Bad News Bears

Short sellers aren't popular with most brokers. But they're a good source of information on what could go wrong.

Being a broker is tough enough without having to worry that one of the companies on your firm's recommended list is going to blow up a la Enron or Kmart. Even worse, is when a client points out that you could have known. In fact, before nearly every catastrophe, there are investors who are aware of the danger — and betting on disaster. They are, of course, the hated short sellers.

Shorts have been derided as thieves, liars and even traitors. (Peter Lynch once called shorting “borrowing with criminal intent.”) But the fact is, it is wrong to write-off short sellers as perma-bears and cranks. If you own stocks, you should also know what could go wrong. Get the bear story.

Needless to say, you're unlikely to find it in your firm's research reports.
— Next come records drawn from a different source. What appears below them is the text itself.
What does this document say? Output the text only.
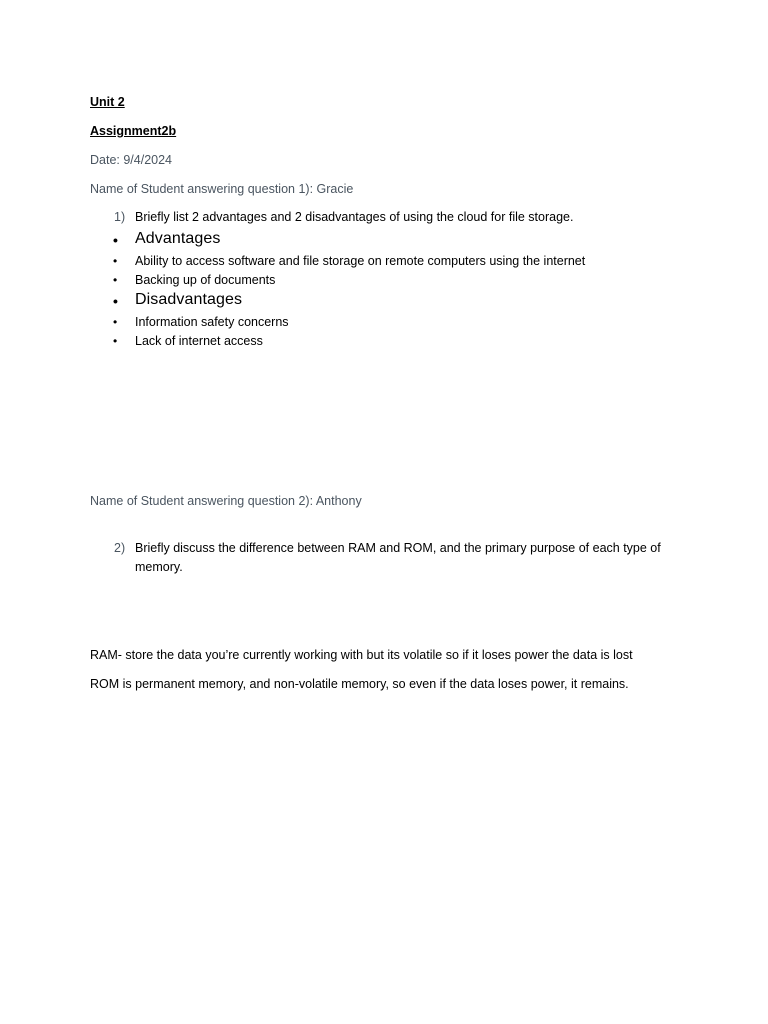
Unit 2
Assignment2b
Date: 9/4/2024
Name of Student answering question 1): Gracie
1) Briefly list 2 advantages and 2 disadvantages of using the cloud for file storage.
• Advantages
• Ability to access software and file storage on remote computers using the internet
• Backing up of documents
• Disadvantages
• Information safety concerns
• Lack of internet access
Name of Student answering question 2): Anthony
2) Briefly discuss the difference between RAM and ROM, and the primary purpose of each type of memory.
RAM- store the data you’re currently working with but its volatile so if it loses power the data is lost
ROM is permanent memory, and non-volatile memory, so even if the data loses power, it remains.
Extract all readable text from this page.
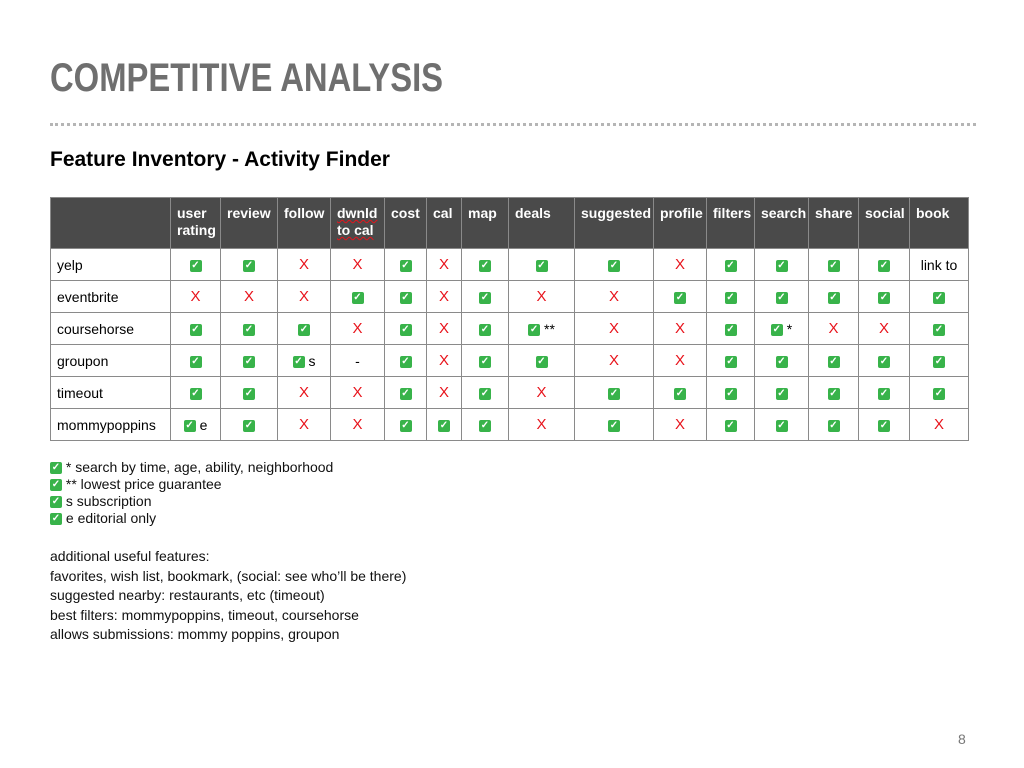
COMPETITIVE ANALYSIS
Feature Inventory - Activity Finder
	user rating	review	follow	dwnld to cal	cost	cal	map	deals	suggested	profile	filters	search	share	social	book
yelp	✓	✓	X	X	✓	X	✓	✓	✓	X	✓	✓	✓	✓	link to
eventbrite	X	X	X	✓	✓	X	✓	X	X	✓	✓	✓	✓	✓	✓
coursehorse	✓	✓	✓	X	✓	X	✓	✓ **	X	X	✓	✓ *	X	X	✓
groupon	✓	✓	✓ s	-	✓	X	✓	✓	X	X	✓	✓	✓	✓	✓
timeout	✓	✓	X	X	✓	X	✓	X	✓	✓	✓	✓	✓	✓	✓
mommypoppins	✓ e	✓	X	X	✓	✓	✓	X	✓	X	✓	✓	✓	✓	X
✓ * search by time, age, ability, neighborhood
✓ ** lowest price guarantee
✓ s subscription
✓ e editorial only
additional useful features:
favorites, wish list, bookmark, (social: see who’ll be there)
suggested nearby: restaurants, etc (timeout)
best filters: mommypoppins, timeout, coursehorse
allows submissions: mommy poppins, groupon
8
How many sell-side analysts downgraded Enron to a sell, even after it began imploding? Still, brokers can call their research analysts and their associates and ask them what the bears have been saying. Another good place to find the short story is the trading desk, where information (even outright rumor) spreads like the flu.

The best place to get an early hint that a stock is in trouble is in the short interest tables, which are published monthly by the exchanges. Brokers should be on the lookout for stocks with a high short-interest ratio (the amount of shares shorted compared to shares outstanding). “If it [short interest] is growing quickly, you have to ask yourself why are there all these smart people willing to bet against the stock,” says Aaron Edelheit, the president of Atlanta-based hedge fund Sabre Value Management.

Shorting alone does not indicate that a stock is ready to fall. Many widely held stocks are shorted for hedging or tax purposes, not because of any weakness. In addition to a high short interest, Edelheit looks for insider selling, deteriorating balance sheet items (such as a jump in accounts receivables or a surge in inventories), positive earnings but negative cash flow and complicated financial statements. A high price-to-earnings multiple is in itself not enough, shorts say, because a stock can stay overpriced longer than you can remain solvent, as Keynes used to say (who himself was an excellent short seller).

While some shorts use anecdotal information as the basis for their bets, close scrutiny of the financials is what counts. One short, who asks to remain anonymous, is looking at Calpine, a power company that has lots of debt and many intangible assets on its books. “The industry was receiving lots of press, which suggested to me that the sector was over-hyped,” he says, “and, oh, it had all this and it sells a commodity product.”

Jeff Middleswart, vice president of research at David Tice & Associates, a Dallas short seller, looks for companies that are meeting quarterly earnings estimates by jamming sales at the end of the quarter. “They're essentially borrowing from future sales,” he says. Another tip: When a company's 10-Q or 10-K reports have pages of footnotes, the company bears scrutiny. “A good rule of thumb is that if the 10-K is more than 400 pages, it's a short,” quips another short.

Also, beware of companies that take “special one-time charges” every quarter, or companies that blame a poor quarter on questionable factors such as the weather.

Shorts also look askance at corporations that set up separate holding and operating companies. “Why not just keep them as the same company?” Middleswart asks, citing AES, the power producer and a favorite short of his.

Beyond the numbers, look for high turnover of key managers, and especially for vague reasons. Another sign is an extreme over-reaction to short sellers and any critical coverage in the press. That happened at Enron.

Finally, trust your instincts. Charlie Mayer, senior vice president and director of value and fixed income at Invesco Funds Group, says if he doesn't understand it, he sells it. “If I own it and they start doing something I don't understand, I sell it,” says Mayer. “Enron was a case in point. I bought if for one reason, which was for E&P (exploration and production) and the pipeline and cash flow, and when they moved further into energy trading and broadband, I couldn't get my arms around it.”